Certains « éditeurs », qui déshonorent le métier, profitent de l’ignorance des écrivains occasionnels ou non informés quant à l’édition pour mélanger allégrement compte d’auteur et compte d’éditeur.

Ainsi, certains font croire à l’auteur qu’il ne paie que la maquette de son ouvrage, laquelle lui sera facturée entre 1500 et 3000 euros.

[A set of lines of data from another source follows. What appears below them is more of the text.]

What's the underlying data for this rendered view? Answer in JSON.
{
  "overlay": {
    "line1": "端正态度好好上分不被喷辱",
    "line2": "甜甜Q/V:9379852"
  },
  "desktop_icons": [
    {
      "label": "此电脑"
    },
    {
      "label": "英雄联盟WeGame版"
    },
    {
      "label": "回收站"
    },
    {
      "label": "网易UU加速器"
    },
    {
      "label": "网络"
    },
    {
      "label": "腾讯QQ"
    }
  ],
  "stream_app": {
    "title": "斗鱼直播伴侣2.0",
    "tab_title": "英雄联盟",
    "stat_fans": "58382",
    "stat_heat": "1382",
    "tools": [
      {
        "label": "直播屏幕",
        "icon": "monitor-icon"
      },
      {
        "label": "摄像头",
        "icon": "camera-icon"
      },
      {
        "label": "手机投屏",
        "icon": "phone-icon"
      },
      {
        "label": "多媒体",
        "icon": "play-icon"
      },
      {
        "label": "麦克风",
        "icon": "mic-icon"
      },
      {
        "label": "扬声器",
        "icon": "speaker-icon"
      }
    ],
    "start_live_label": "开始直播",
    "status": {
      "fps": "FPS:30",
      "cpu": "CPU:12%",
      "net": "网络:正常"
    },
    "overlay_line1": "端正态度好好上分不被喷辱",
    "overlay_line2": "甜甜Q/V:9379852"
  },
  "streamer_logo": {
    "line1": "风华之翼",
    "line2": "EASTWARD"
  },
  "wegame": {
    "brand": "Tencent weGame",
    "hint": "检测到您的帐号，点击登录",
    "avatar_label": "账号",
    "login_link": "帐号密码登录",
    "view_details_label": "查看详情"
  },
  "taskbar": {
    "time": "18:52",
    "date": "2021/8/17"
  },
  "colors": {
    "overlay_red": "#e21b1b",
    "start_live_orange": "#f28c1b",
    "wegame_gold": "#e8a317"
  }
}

Une maquette coûte entre 20 et 100 euros en tant que telle (renseignement pris auprès d’imprimeurs). Ces « éditeurs » traquent leurs victimes dans des journaux peu regardants, souvent à l’adresse des personnes âgées. J’ai connu ainsi bon nombre de retraités qui se lançaient dans l’écriture, voire dans l’édition de leurs mémoires et qui se sont ainsi retrouvés soulagés de leurs économies. Une dame ainsi piégée (deux livres « édités » pour un total de 6000 euros !) et qui reprochait à son « éditeur » de ne pas vendre son livre, a reçu la réponse suivante : « Comment voulez-vous qu’on vous vende ? Vous n’êtes pas connue ! » Autrement dit, pour vendre dans de telles conditions, mieux vaut être une personnalité médiatique !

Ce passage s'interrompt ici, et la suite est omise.